Como reza el Eclesiastés, todo tiene su tiempo y ahora lo veo con un tono de mirada de óxido y descolorida, sin embargo, muy gozoso y vivido. Abriré mi esportón y, en el color sepia de la memoria, veré a los toreros como a Dioses, no recuerdo quien lo decía; y esos ratos de silencio eclesiástico durante los tentaderos; y estar con Victorino Martín a un tiro de piedra de sus toros, él que salvó la vida, milagrosamente, tras cruzar el río Árrago con varias cornadas; y aquel tentadero en la finca salmantina de Alipio Pérez Tabernero, con sus patillas, hombre romántico, del romancero – no hablo de años; hablo de épocas -. Y Florentino Díaz Flores, buen amigo, qué inteligencia.
Y mi viaje a los toros del fado, donde, lejanamente, escuchaba las notas de la nostalgia o gozaría con el mejor rejoneador portugués, Joao Nuncio, que llevaba a sus toros tras su Land Rover, o la noche en que Fernando Palha lidió, bajo la luz de la luna, una vaquilla; y soñaría con una sonata de luna de Debisi o aquella estancia en la casa de campo del Infante da Cámara – había una habitación para Don Juan, el Conde de Barcelona – y ahí dormí yo -, todo muy horaciano, que sonaban los grillos y yo oía fados que me cantaba Amalia Rodrigues, muy lejanamente, junto al río Tejo – Tajo – que se sumía en nostalgia, abría la belleza de sus aguas y se moría, mansamente, en el estuario del Tejo.

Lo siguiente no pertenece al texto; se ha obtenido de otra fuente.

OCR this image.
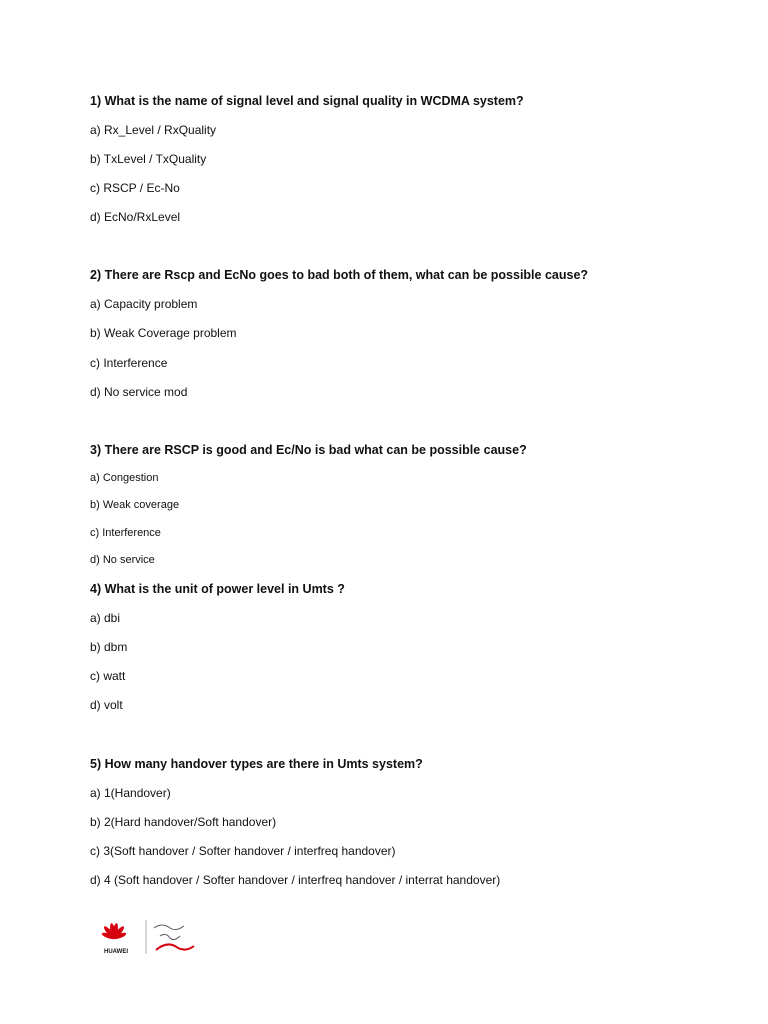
1) What is the name of signal level and signal quality in WCDMA system?
a) Rx_Level / RxQuality
b) TxLevel / TxQuality
c) RSCP / Ec-No
d) EcNo/RxLevel
2) There are Rscp and EcNo goes to bad both of them, what can be possible cause?
a) Capacity problem
b) Weak Coverage problem
c) Interference
d) No service mod
3) There are RSCP is good and Ec/No is bad what can be possible cause?
a) Congestion
b) Weak coverage
c) Interference
d) No service
4) What is the unit of power level in Umts ?
a) dbi
b) dbm
c) watt
d) volt
5) How many handover types are there in Umts system?
a) 1(Handover)
b) 2(Hard handover/Soft handover)
c) 3(Soft handover / Softer handover / interfreq handover)
d) 4 (Soft handover / Softer handover / interfreq handover / interrat handover)
HUAWEI
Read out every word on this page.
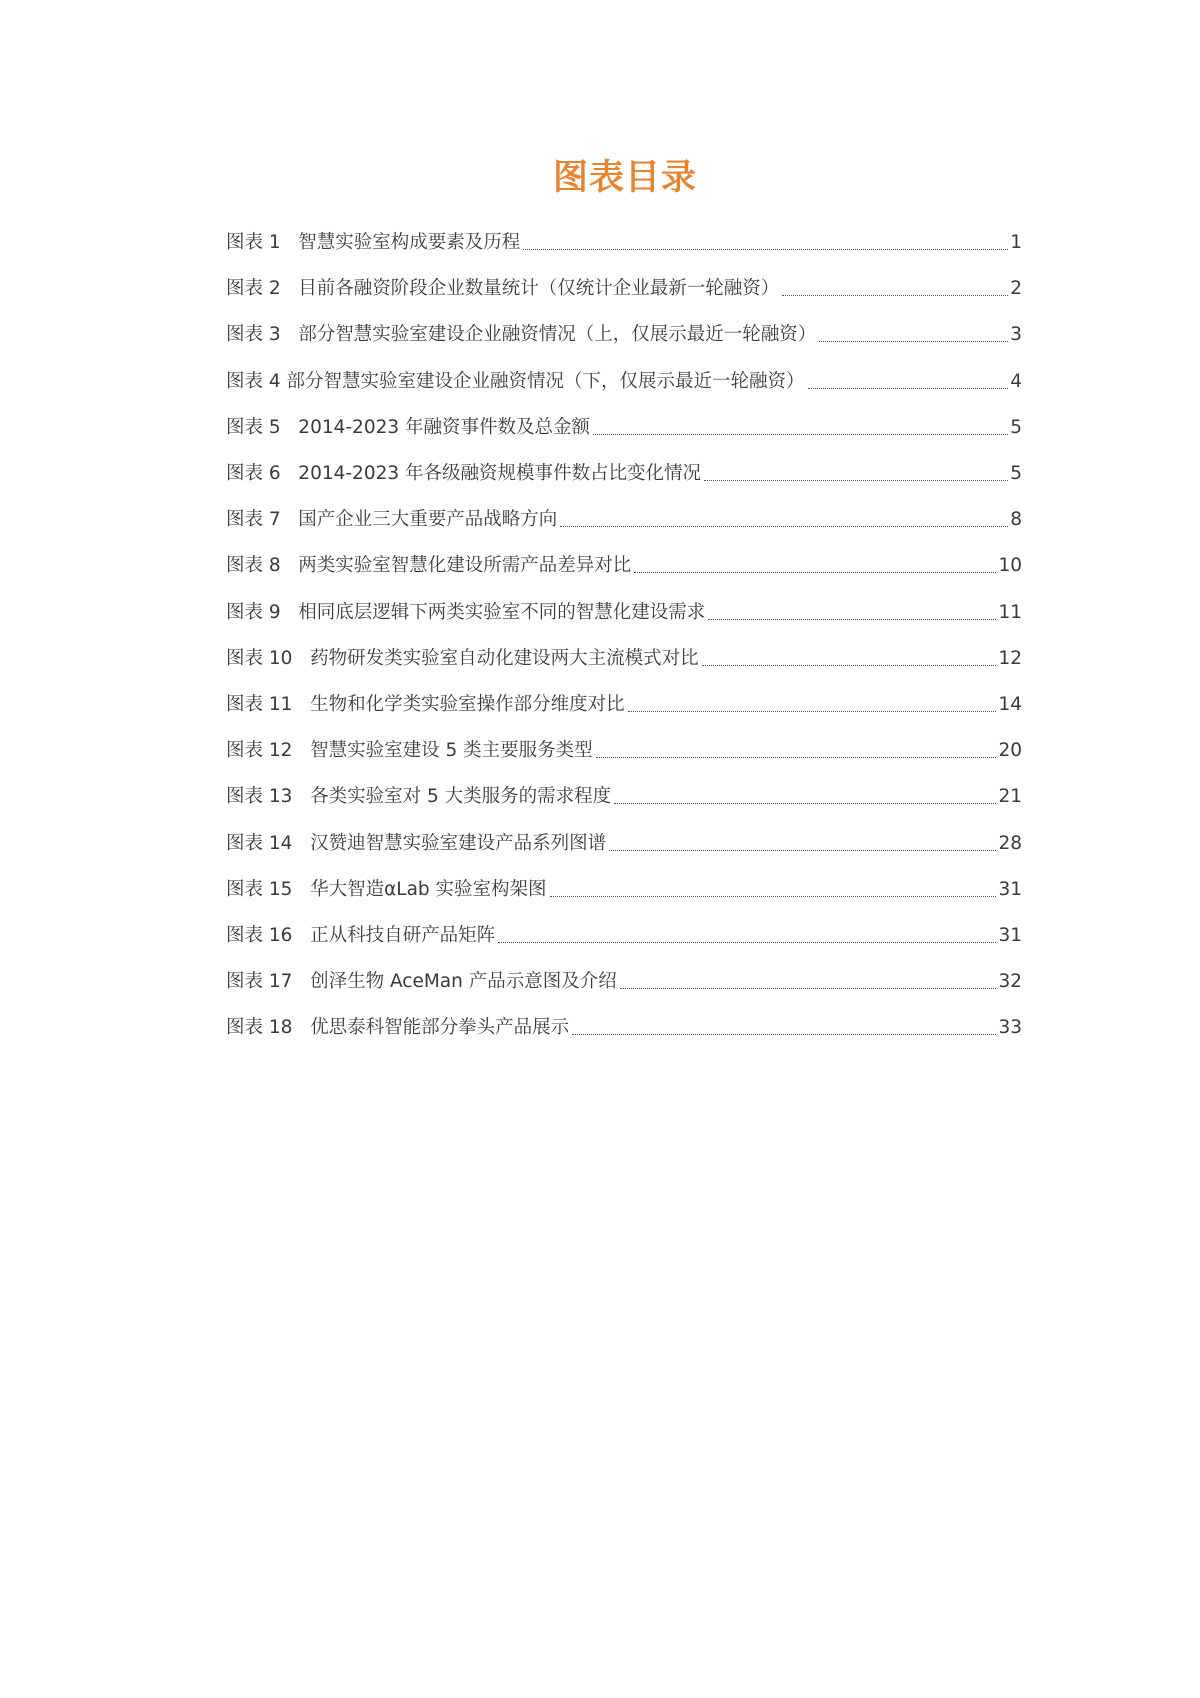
图表目录
图表 1 智慧实验室构成要素及历程	1
图表 2 目前各融资阶段企业数量统计（仅统计企业最新一轮融资）	2
图表 3 部分智慧实验室建设企业融资情况（上，仅展示最近一轮融资）	3
图表 4 部分智慧实验室建设企业融资情况（下，仅展示最近一轮融资）	4
图表 5 2014-2023 年融资事件数及总金额	5
图表 6 2014-2023 年各级融资规模事件数占比变化情况	5
图表 7 国产企业三大重要产品战略方向	8
图表 8 两类实验室智慧化建设所需产品差异对比	10
图表 9 相同底层逻辑下两类实验室不同的智慧化建设需求	11
图表 10 药物研发类实验室自动化建设两大主流模式对比	12
图表 11 生物和化学类实验室操作部分维度对比	14
图表 12 智慧实验室建设 5 类主要服务类型	20
图表 13 各类实验室对 5 大类服务的需求程度	21
图表 14 汉赞迪智慧实验室建设产品系列图谱	28
图表 15 华大智造αLab 实验室构架图	31
图表 16 正从科技自研产品矩阵	31
图表 17 创泽生物 AceMan 产品示意图及介绍	32
图表 18 优思泰科智能部分拳头产品展示	33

Recordar es volver a vivir y, gracias a ti, lector, comparto / compartimos la grandeza de la palabra, aquel joven al que quizás llevaran las musas a hombros, que anduve por la tierra más rica de Portugal – no sé cuántas hectáreas -; y hasta estuve “perdido” quizás en el estuario, hasta llegar a la casa de Camoens, antepasado de mi amigo Fernando Phala, y me dejaría, tal vez, un recuerdo para que lo leyera e hiciera mía…, de gozo su gran obra: “Os Lusiadas”.